There’s an important section of the report which, for a moment, moves away from sober alarm into a call for action:

Had emissions reduction begun 20 years ago, when the stock was significantly lower, 450 ppmv CO2e might have been both feasible and affordable. Delay for another 20 years would mean that concentrations would likely approach 500ppmv CO2e, so that subsequently stabilising at or below 550ppmv CO2e could prove expensive, requiring a sudden decline in emissions.

The costs of meeting a given temperature or stabilisation target will tend to rise for every month that policy action is delayed.

The word ‘delay’ doesn’t really sum up the impacts of inaction.

The relationship of this new ‘mini-Stern’ report to the much larger Stern Review from 2006 feels very much analogous to the two Stop the War marches that took place in 2003, before the UK and US led the invasion of Iraq. The first march, on Feb 14th, was attended by upwards of one million. I was there, and felt, despite the inability of the movement’s leaders to think six steps ahead (ok, stop the war? but how? in what process), that actually the size of this movement may have the impact we wanted.

And then, two months later, on a dreary April day, there were only 150,000 of us. The moment had passed, we had gone to war, and the movement was effectively defeated. It lost. We invaded, and we’re still there.

Of course, this mini-Stern is only a report. The IPCC documents are only reports. The Kyoto document is only a text.

But to misquote Freud, “words are deeds”
It’s accepted that what appears in the media has some effect on the world-views and beliefs of those who consume their particular brand. As the IPSOS-MORI poll also clearly shows, there is a major difference in the views and perspectives of the different UK daily newspaper readerships;

Understanding of climate change by newspaper reader

The pressure groups, oil lobbies, and, in many ways, the short-cycle politicians that manipulate the unknowing and lethargic public voter, also know this: why else would they spend so much time ’spinning’ the media, or funding think tanks to seed doubt in stories, online or in print?

Should I go on writing about climate change? Researching is a bit lonely and generally without encouragement.

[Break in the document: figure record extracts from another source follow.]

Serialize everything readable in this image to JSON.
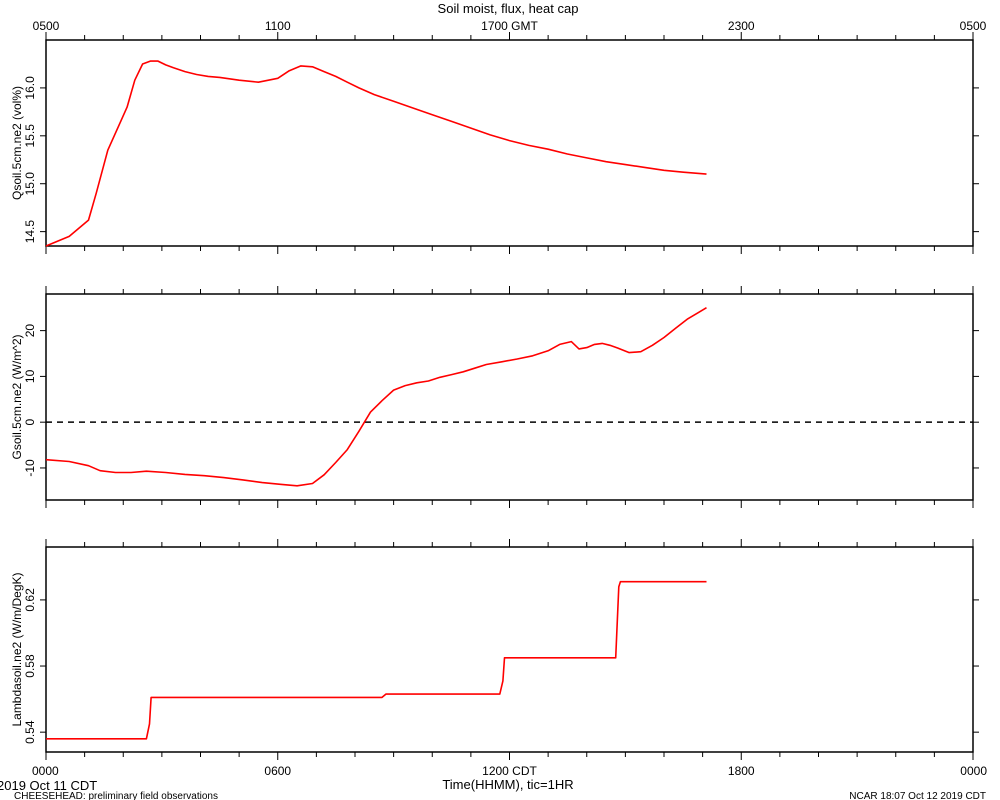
{
  "chart_data": [
    {
      "type": "line",
      "title": "Soil moist, flux, heat cap",
      "top_axis": {
        "tick_labels": [
          "0500",
          "1100",
          "1700 GMT",
          "2300",
          "0500"
        ],
        "tick_hours": [
          5,
          11,
          17,
          23,
          29
        ]
      },
      "xlabel": "",
      "ylabel": "Qsoil.5cm.ne2 (vol%)",
      "ylim": [
        14.35,
        16.5
      ],
      "yticks": [
        14.5,
        15.0,
        15.5,
        16.0
      ],
      "ytick_labels": [
        "14.5",
        "15.0",
        "15.5",
        "16.0"
      ],
      "color": "#ff0000",
      "series": [
        {
          "x": [
            0.0,
            0.6,
            1.1,
            1.3,
            1.6,
            1.9,
            2.1,
            2.3,
            2.5,
            2.7,
            2.9,
            3.1,
            3.3,
            3.6,
            3.9,
            4.2,
            4.5,
            5.0,
            5.5,
            6.0,
            6.3,
            6.6,
            6.9,
            7.2,
            7.5,
            7.8,
            8.1,
            8.5,
            9.0,
            9.5,
            10.0,
            10.5,
            11.0,
            11.5,
            12.0,
            12.5,
            13.0,
            13.5,
            14.0,
            14.5,
            15.0,
            15.5,
            16.0,
            16.5,
            17.1
          ],
          "y": [
            14.35,
            14.45,
            14.62,
            14.9,
            15.35,
            15.62,
            15.8,
            16.08,
            16.25,
            16.28,
            16.28,
            16.24,
            16.21,
            16.17,
            16.14,
            16.12,
            16.11,
            16.08,
            16.06,
            16.1,
            16.18,
            16.23,
            16.22,
            16.17,
            16.12,
            16.06,
            16.0,
            15.93,
            15.86,
            15.79,
            15.72,
            15.65,
            15.58,
            15.51,
            15.45,
            15.4,
            15.36,
            15.31,
            15.27,
            15.23,
            15.2,
            15.17,
            15.14,
            15.12,
            15.1
          ]
        }
      ]
    },
    {
      "type": "line",
      "title": "",
      "xlabel": "",
      "ylabel": "Gsoil.5cm.ne2 (W/m^2)",
      "ylim": [
        -17,
        28
      ],
      "yticks": [
        -10,
        0,
        10,
        20
      ],
      "ytick_labels": [
        "-10",
        "0",
        "10",
        "20"
      ],
      "zero_line": true,
      "color": "#ff0000",
      "series": [
        {
          "x": [
            0.0,
            0.6,
            1.1,
            1.4,
            1.8,
            2.2,
            2.6,
            3.1,
            3.6,
            4.1,
            4.6,
            5.1,
            5.6,
            6.1,
            6.5,
            6.9,
            7.2,
            7.5,
            7.8,
            8.1,
            8.4,
            8.7,
            9.0,
            9.3,
            9.6,
            9.9,
            10.2,
            10.5,
            10.8,
            11.1,
            11.4,
            11.8,
            12.2,
            12.6,
            13.0,
            13.3,
            13.6,
            13.8,
            14.0,
            14.2,
            14.4,
            14.6,
            14.8,
            15.1,
            15.4,
            15.7,
            16.0,
            16.3,
            16.6,
            16.9,
            17.1
          ],
          "y": [
            -8.2,
            -8.6,
            -9.5,
            -10.6,
            -11.0,
            -11.0,
            -10.7,
            -11.0,
            -11.4,
            -11.7,
            -12.1,
            -12.6,
            -13.2,
            -13.6,
            -13.9,
            -13.4,
            -11.5,
            -8.8,
            -6.0,
            -2.0,
            2.2,
            4.7,
            7.0,
            8.0,
            8.6,
            9.0,
            9.8,
            10.4,
            11.0,
            11.8,
            12.6,
            13.2,
            13.8,
            14.5,
            15.6,
            17.0,
            17.6,
            16.0,
            16.3,
            17.0,
            17.2,
            16.8,
            16.2,
            15.2,
            15.4,
            16.8,
            18.5,
            20.5,
            22.5,
            24.0,
            25.0
          ]
        }
      ]
    },
    {
      "type": "line",
      "title": "",
      "xlabel": "Time(HHMM), tic=1HR",
      "ylabel": "Lambdasoil.ne2 (W/m/DegK)",
      "ylim": [
        0.528,
        0.652
      ],
      "yticks": [
        0.54,
        0.58,
        0.62
      ],
      "ytick_labels": [
        "0.54",
        "0.58",
        "0.62"
      ],
      "bottom_axis": {
        "tick_labels": [
          "0000",
          "0600",
          "1200 CDT",
          "1800",
          "0000"
        ],
        "tick_hours": [
          0,
          6,
          12,
          18,
          24
        ]
      },
      "color": "#ff0000",
      "series": [
        {
          "x": [
            0.0,
            2.6,
            2.68,
            2.72,
            8.7,
            8.8,
            11.75,
            11.83,
            11.87,
            14.75,
            14.83,
            14.87,
            17.1
          ],
          "y": [
            0.536,
            0.536,
            0.545,
            0.561,
            0.561,
            0.563,
            0.563,
            0.571,
            0.585,
            0.585,
            0.628,
            0.631,
            0.631
          ]
        }
      ]
    }
  ],
  "footer": {
    "date_left": "2019 Oct 11 CDT",
    "note_left": "CHEESEHEAD: preliminary field observations",
    "note_right": "NCAR 18:07 Oct 12 2019 CDT"
  }
}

I guess I need to take some inspiration from those who have been campaigning and writing and researching for the long-haul, and learn from those who have been writing about it so well for decades. As Lord Stern says (who thought I’d be quoting an economist at the end of this?! Counsellor, sure…), delay is not an option. So I’ll keep calling for action, learning the trade, and hopefully passing on some of that enthusiasm and skill to my students. And hoping and waiting for the optimism to return. It was sunny last week. Maybe it’s something to do with the weather…

Comments

One Response to “Twenty years on: covering climate change”

  1. Skeptic on June 24th, 2008 2:46 pm

    And temperatures have fallen since Hansen gave his dire global warming prediction in 1998, even while CO2 continued to rise.

    You and I are debating similar issues on our respective blogs. You see the media spinning climate change to the benefit of the skeptics while I see just the opposite. But I’m glad you’ve done your research, as much as I may disagree with your statements. I commend you for the hard work and dedication to your cause, and the lack of mud-slinging that is prevalent in so many other places on the internet.

    Nice blog, and I appreciate the link back to mine.